时迁问:“你们李总给你开多少工资?”
胡夯笑容僵住,这是要挖人?
然而下一秒,这位霍二爷轻飘飘道:“我没别的意思,你们老板爱骗人,胡总当心着点。”
“”
胡夯冲出私厨门,上车之后还骂骂咧咧的:“什么玩意儿啊?这不是神经病吗?哪有人一上来针对人,一见面骂你老板是骗子的。这么大个京唐摆那,他说老板是骗子,他是不是脑子有问题?”
跟着来的助理也很无语:“我之前调查过这位霍二爷,都对他评价不错,很认可他能力,性格虽然有些淡但是不算难搞——都是他买的水军吧?”

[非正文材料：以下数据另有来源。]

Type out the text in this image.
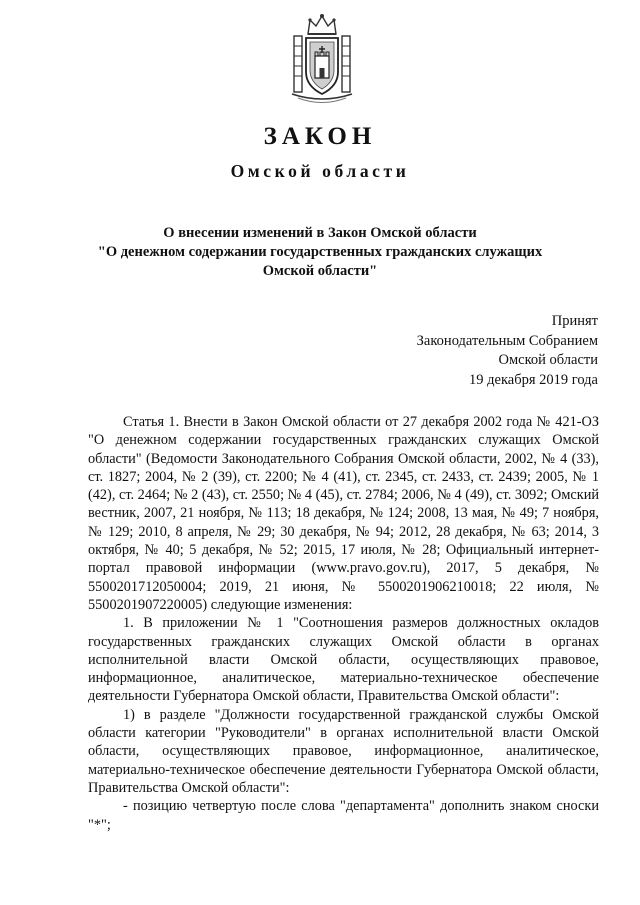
ЗАКОН
Омской области
О внесении изменений в Закон Омской области
"О денежном содержании государственных гражданских служащих
Омской области"
Принят
Законодательным Собранием
Омской области
19 декабря 2019 года

Статья 1. Внести в Закон Омской области от 27 декабря 2002 года № 421-ОЗ "О денежном содержании государственных гражданских служащих Омской области" (Ведомости Законодательного Собрания Омской области, 2002, № 4 (33), ст. 1827; 2004, № 2 (39), ст. 2200; № 4 (41), ст. 2345, ст. 2433, ст. 2439; 2005, № 1 (42), ст. 2464; № 2 (43), ст. 2550; № 4 (45), ст. 2784; 2006, № 4 (49), ст. 3092; Омский вестник, 2007, 21 ноября, № 113; 18 декабря, № 124; 2008, 13 мая, № 49; 7 ноября, № 129; 2010, 8 апреля, № 29; 30 декабря, № 94; 2012, 28 декабря, № 63; 2014, 3 октября, № 40; 5 декабря, № 52; 2015, 17 июля, № 28; Официальный интернет-портал правовой информации (www.pravo.gov.ru), 2017, 5 декабря, № 5500201712050004; 2019, 21 июня, № 5500201906210018; 22 июля, № 5500201907220005) следующие изменения:

1. В приложении № 1 "Соотношения размеров должностных окладов государственных гражданских служащих Омской области в органах исполнительной власти Омской области, осуществляющих правовое, информационное, аналитическое, материально-техническое обеспечение деятельности Губернатора Омской области, Правительства Омской области":

1) в разделе "Должности государственной гражданской службы Омской области категории "Руководители" в органах исполнительной власти Омской области, осуществляющих правовое, информационное, аналитическое, материально-техническое обеспечение деятельности Губернатора Омской области, Правительства Омской области":

- позицию четвертую после слова "департамента" дополнить знаком сноски "*";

胡夯虽然气愤,但也从中听出了门道,这霍二是和他们老板有仇,于是拨出电话。
接通后添油加醋描述一番:“纹了个身跟二流子一样,还说唉,不说也罢。”
电话那头男人轻笑,显然很熟悉胡夯这招:“他说什么?”
“他说‘你们李总爱骗人,胡总当心点。’”
电话陷入一阵沉默,胡夯揣摩着老板心思,哂笑:“嗐,老板”
“这事我知道了,把东西收了,剩下几天你们放假吧,没必要在那浪费时间。”
“啊,好。”
助理凑过来问:“胡总,老板怎么说呀?”
胡夯:“叫人收拾东西,回永城吧。”
展会一连开六天,在第四天,京唐收起设备准备打道回府,摆着京唐招牌的展台空荡荡一片。
邬静艾头疼:“你怎么把人逼走了?”
时迁语气淡淡,并不无辜:“我什么也没干。”他晃晃手心厚厚一沓的合同,显然不是临时写出来的,“我还想和他们合作呢。”